Sunday, August 2, 2009

Parabola

Should you read a magazine where you have to goggle the title? Here is a small blurb found on the inside page of this magazine:



A Parabola is one of the most elegant forms in nature. Every path made by a thrown ball, every spout of water from a fountain, and every graceful arch of steel cables in a suspension bridge is a parabola.....it is a curving line that sails outward and returns with a new expansion-and perhaps a new content, like the flung net of a Japanese fisherman. It is the metaphorical journey to a particular point, and then back home, along a similar path....after which the traveler is essentially, irrevocably changed.

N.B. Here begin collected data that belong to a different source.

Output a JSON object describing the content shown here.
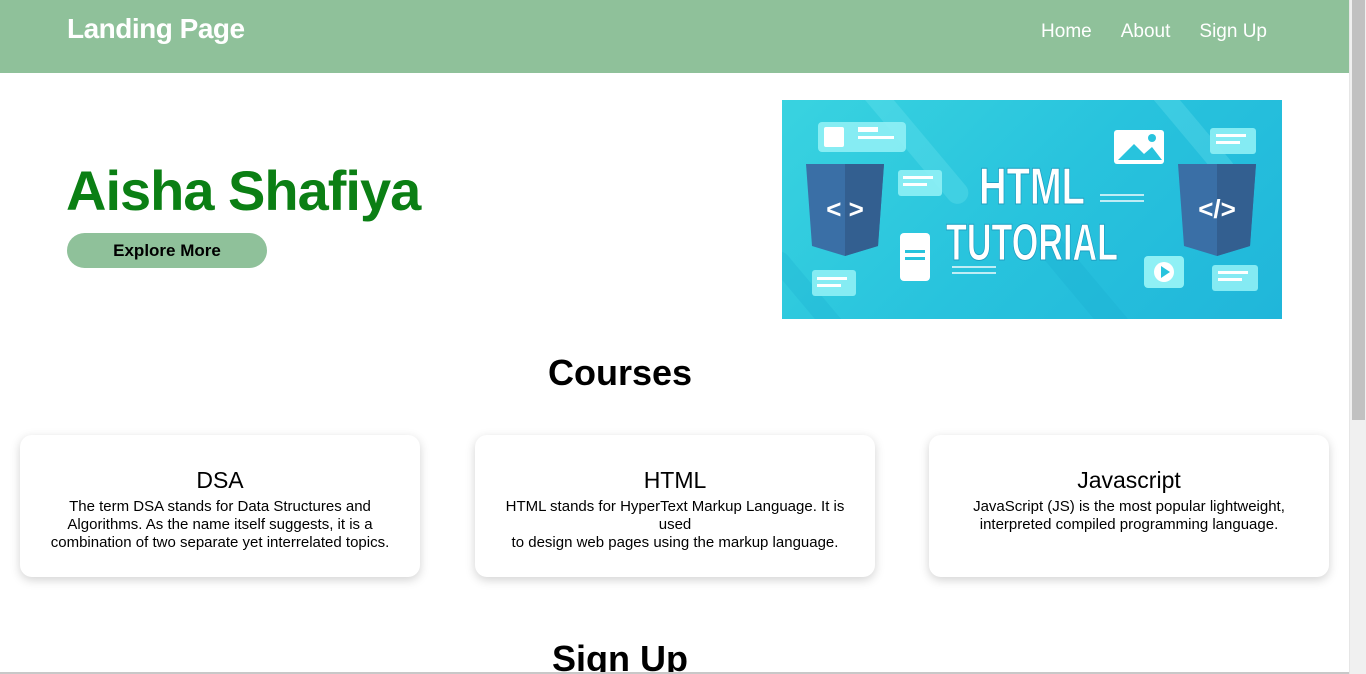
{
  "navbar": {
    "brand": "Landing Page",
    "links": [
      "Home",
      "About",
      "Sign Up"
    ]
  },
  "hero": {
    "name": "Aisha Shafiya",
    "button_label": "Explore More",
    "image": {
      "title_line1": "HTML",
      "title_line2": "TUTORIAL",
      "left_badge": "< >",
      "right_badge": "</>"
    }
  },
  "courses": {
    "title": "Courses",
    "items": [
      {
        "title": "DSA",
        "lines": [
          "The term DSA stands for Data Structures and",
          "Algorithms. As the name itself suggests, it is a",
          "combination of two separate yet interrelated topics."
        ]
      },
      {
        "title": "HTML",
        "lines": [
          "HTML stands for HyperText Markup Language. It is used",
          "to design web pages using the markup language."
        ]
      },
      {
        "title": "Javascript",
        "lines": [
          "JavaScript (JS) is the most popular lightweight,",
          "interpreted compiled programming language."
        ]
      }
    ]
  },
  "signup": {
    "title": "Sign Up"
  },
  "colors": {
    "navbar": "#8fc19a",
    "hero_name": "#0b7f14",
    "image_bg": "#28c3dd",
    "badge": "#3a6fa6"
  }
}
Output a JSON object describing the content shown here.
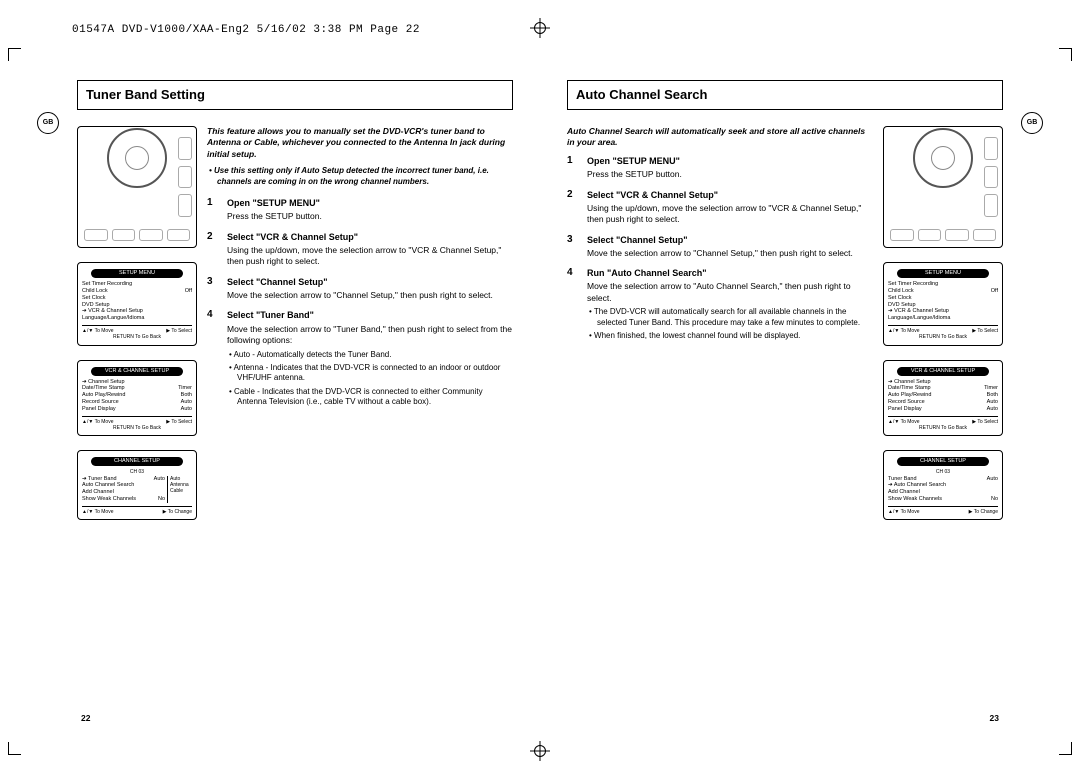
{
  "header": "01547A DVD-V1000/XAA-Eng2  5/16/02 3:38 PM  Page 22",
  "gb_label": "GB",
  "left": {
    "title": "Tuner Band Setting",
    "intro": "This feature allows you to manually set the DVD-VCR's tuner band to Antenna or Cable, whichever you connected to the Antenna In jack during initial setup.",
    "note": "• Use this setting only if Auto Setup detected the incorrect tuner band, i.e. channels are coming in on the wrong channel numbers.",
    "steps": [
      {
        "num": "1",
        "title": "Open \"SETUP MENU\"",
        "body": "Press the SETUP button."
      },
      {
        "num": "2",
        "title": "Select \"VCR & Channel Setup\"",
        "body": "Using the up/down, move the selection arrow to \"VCR & Channel Setup,\" then push right to select."
      },
      {
        "num": "3",
        "title": "Select \"Channel Setup\"",
        "body": "Move the selection arrow to \"Channel Setup,\" then push right to select."
      },
      {
        "num": "4",
        "title": "Select \"Tuner Band\"",
        "body": "Move the selection arrow to \"Tuner Band,\" then push right to select from the following options:",
        "opts": [
          "• Auto - Automatically detects the Tuner Band.",
          "• Antenna - Indicates that the DVD-VCR is connected to an indoor or outdoor VHF/UHF antenna.",
          "• Cable - Indicates that the DVD-VCR is connected to either Community Antenna Television (i.e., cable TV without a cable box)."
        ]
      }
    ],
    "page_num": "22",
    "figs": {
      "setup_menu": {
        "title": "SETUP MENU",
        "rows": [
          [
            "Set Timer Recording",
            ""
          ],
          [
            "Child Lock",
            "Off"
          ],
          [
            "Set Clock",
            ""
          ],
          [
            "DVD Setup",
            ""
          ],
          [
            "➔ VCR & Channel Setup",
            ""
          ],
          [
            "Language/Langue/Idioma",
            ""
          ]
        ],
        "foot_l": "▲/▼ To  Move",
        "foot_r": "▶ To Select",
        "sub": "RETURN To Go Back"
      },
      "vcr_setup": {
        "title": "VCR & CHANNEL SETUP",
        "rows": [
          [
            "➔ Channel Setup",
            ""
          ],
          [
            "Date/Time Stamp",
            "Timer"
          ],
          [
            "Auto Play/Rewind",
            "Both"
          ],
          [
            "Record Source",
            "Auto"
          ],
          [
            "Panel Display",
            "Auto"
          ]
        ],
        "foot_l": "▲/▼ To  Move",
        "foot_r": "▶ To Select",
        "sub": "RETURN To Go Back"
      },
      "channel_setup": {
        "title": "CHANNEL SETUP",
        "ch": "CH 03",
        "rows": [
          [
            "➔ Tuner Band",
            "Auto"
          ],
          [
            "Auto Channel Search",
            ""
          ],
          [
            "Add Channel",
            ""
          ],
          [
            "Show Weak Channels",
            "No"
          ]
        ],
        "side": [
          "Auto",
          "Antenna",
          "Cable"
        ],
        "foot_l": "▲/▼ To  Move",
        "foot_r": "▶ To Change"
      }
    }
  },
  "right": {
    "title": "Auto Channel Search",
    "intro": "Auto Channel Search will automatically seek and store all active channels in your area.",
    "steps": [
      {
        "num": "1",
        "title": "Open \"SETUP MENU\"",
        "body": "Press the SETUP button."
      },
      {
        "num": "2",
        "title": "Select \"VCR & Channel Setup\"",
        "body": "Using the up/down, move the selection arrow to \"VCR & Channel Setup,\" then push right to select."
      },
      {
        "num": "3",
        "title": "Select \"Channel Setup\"",
        "body": "Move the selection arrow to \"Channel Setup,\" then push right to select."
      },
      {
        "num": "4",
        "title": "Run \"Auto Channel Search\"",
        "body": "Move the selection arrow to \"Auto Channel Search,\" then push right to select.",
        "opts": [
          "• The DVD-VCR will automatically search for all available channels in the selected Tuner Band. This procedure may take a few minutes to complete.",
          "• When finished, the lowest channel found will be displayed."
        ]
      }
    ],
    "page_num": "23",
    "figs": {
      "setup_menu": {
        "title": "SETUP MENU",
        "rows": [
          [
            "Set Timer Recording",
            ""
          ],
          [
            "Child Lock",
            "Off"
          ],
          [
            "Set Clock",
            ""
          ],
          [
            "DVD Setup",
            ""
          ],
          [
            "➔ VCR & Channel Setup",
            ""
          ],
          [
            "Language/Langue/Idioma",
            ""
          ]
        ],
        "foot_l": "▲/▼ To  Move",
        "foot_r": "▶ To Select",
        "sub": "RETURN To Go Back"
      },
      "vcr_setup": {
        "title": "VCR & CHANNEL SETUP",
        "rows": [
          [
            "➔ Channel Setup",
            ""
          ],
          [
            "Date/Time Stamp",
            "Timer"
          ],
          [
            "Auto Play/Rewind",
            "Both"
          ],
          [
            "Record Source",
            "Auto"
          ],
          [
            "Panel Display",
            "Auto"
          ]
        ],
        "foot_l": "▲/▼ To  Move",
        "foot_r": "▶ To Select",
        "sub": "RETURN To Go Back"
      },
      "channel_setup": {
        "title": "CHANNEL SETUP",
        "ch": "CH 03",
        "rows": [
          [
            "Tuner Band",
            "Auto"
          ],
          [
            "➔ Auto Channel Search",
            ""
          ],
          [
            "Add Channel",
            ""
          ],
          [
            "Show Weak Channels",
            "No"
          ]
        ],
        "foot_l": "▲/▼ To  Move",
        "foot_r": "▶ To Change"
      }
    }
  }
}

OK, this magazine takes itself seriously but shouldn't we sometimes take ourselves and our world seriously? Plus, you can read People in the same day and balance yourself out. I am addicted to magazines, all kinds and all quality. I have found the addiction to be heartbreaking, at times, because I get attached to quirky mags, like Parabola, and they promptly cease publication. I currently subscribe to Tricycle ( a Buddhist publication), Family Fun (children's craft/food magazine), Cloth, Paper, Scissors ( a collage, fiber artist mag ), and SewNews (sewing).



What do our magazine subscriptions say about us? Which magazines do we admit to reading and which are strictly on the down-low? I have tried for years to read The Economist because all my "wicked smart" friends recommend it. I am sorry to admit that I would rather see which celebrities have beach-ready bodies than what the trading in Hong Kong is doing to the global economy. On the other hand, each article in the New Yorker holds my interest but if I subscribed, I would be pulled away from family and friends much too often.



Well, thumbing through Parabola for this post, I realize it is subscription-worthy, so I'm adding it to the list. Each issue features a theme and the summer issue is entitled "Water."



Check out it out: http://www.parabola.org/


Here is the ending quote from the article "A Sense of Wonder":


The beginning of philosophy is to feel a sense of wonder. Plato



I wonder if I am journeying to or coming back, irrevocably changed?